The station was founded in 1968 by Stephen Stohn (who is now a television producer of such series as Degrassi: The Next Generation), Christopher Ward (now a songwriter; work includes Alannah Myles' hit Black Velvet), and Peter Northrop. At the time the station operated only four hours per week; it now operates 24 hours per day.

In 1984, CFFF's first broadcast licence (applied for by one of Trent Radio's founding directors, John K. Muir) was given approval by the Canadian Radio-television and Telecommunications Commission (CRTC) to operate at 96.3 FM with an effective radiated power (ERP) of 30 watts. Trent Radio moved to its George Street location in 1985. Following Muir's return to Trent Radio as General Manager in 1994, the station's frequency moved to 92.7 FM in 1997 with a protected ERP of 250 watts. Trent Radio commenced internet streaming in October 2004.

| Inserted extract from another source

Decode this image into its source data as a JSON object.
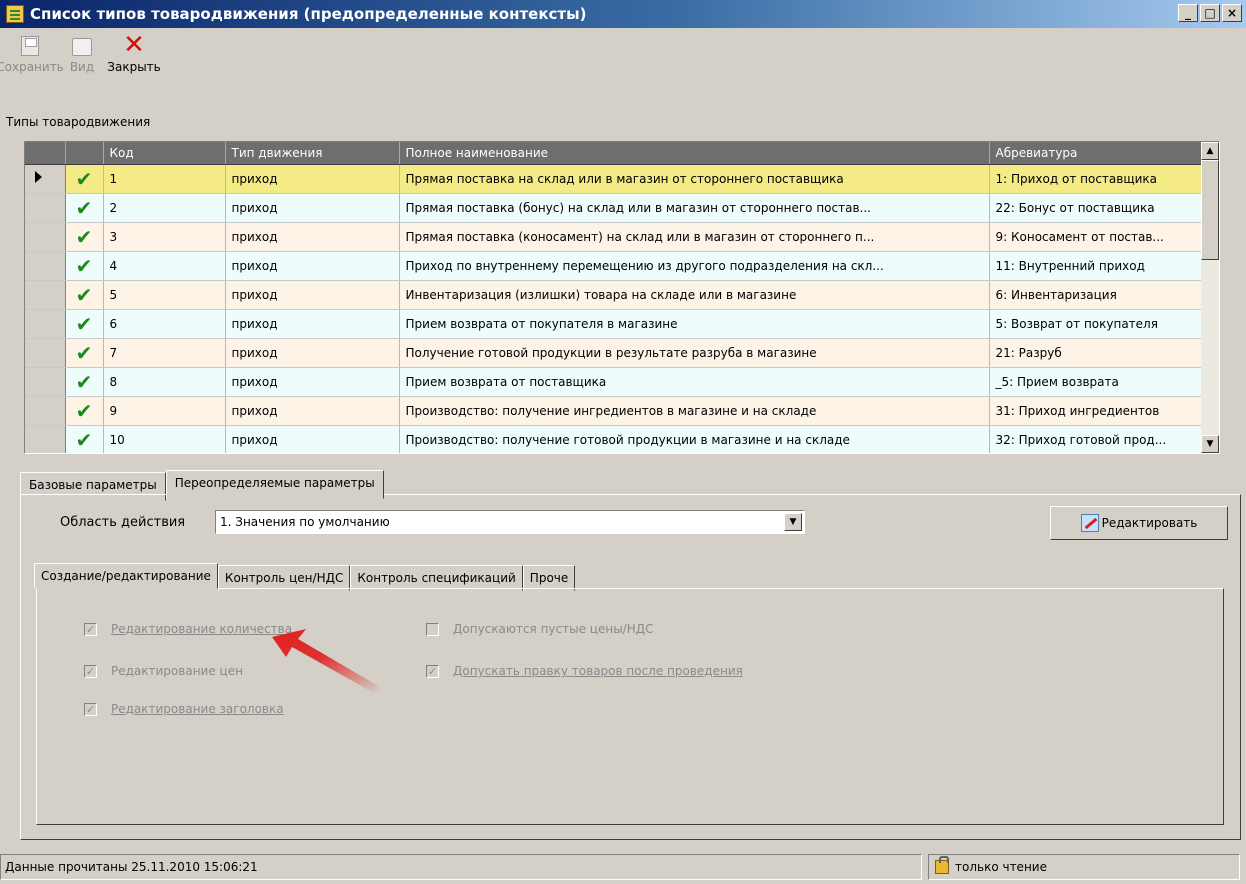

On June 27, 2005, CFFF was authorized to increase effective radiated power from 250 to 700 watts and to relocate the transmitter and increase antenna height. The licensee stated that this will provide a better signal to serve Peterborough and the surrounding communities.

The station is supported by the students of Trent University, and is governed by an independent board of directors made up of students and community members, incorporated as Trent Radio. Because CRTC regulations require a campus radio station to be governed by the university it serves, the CRTC issued CFFF a new license on October 17, 2007, officially reclassifying it as a community radio station.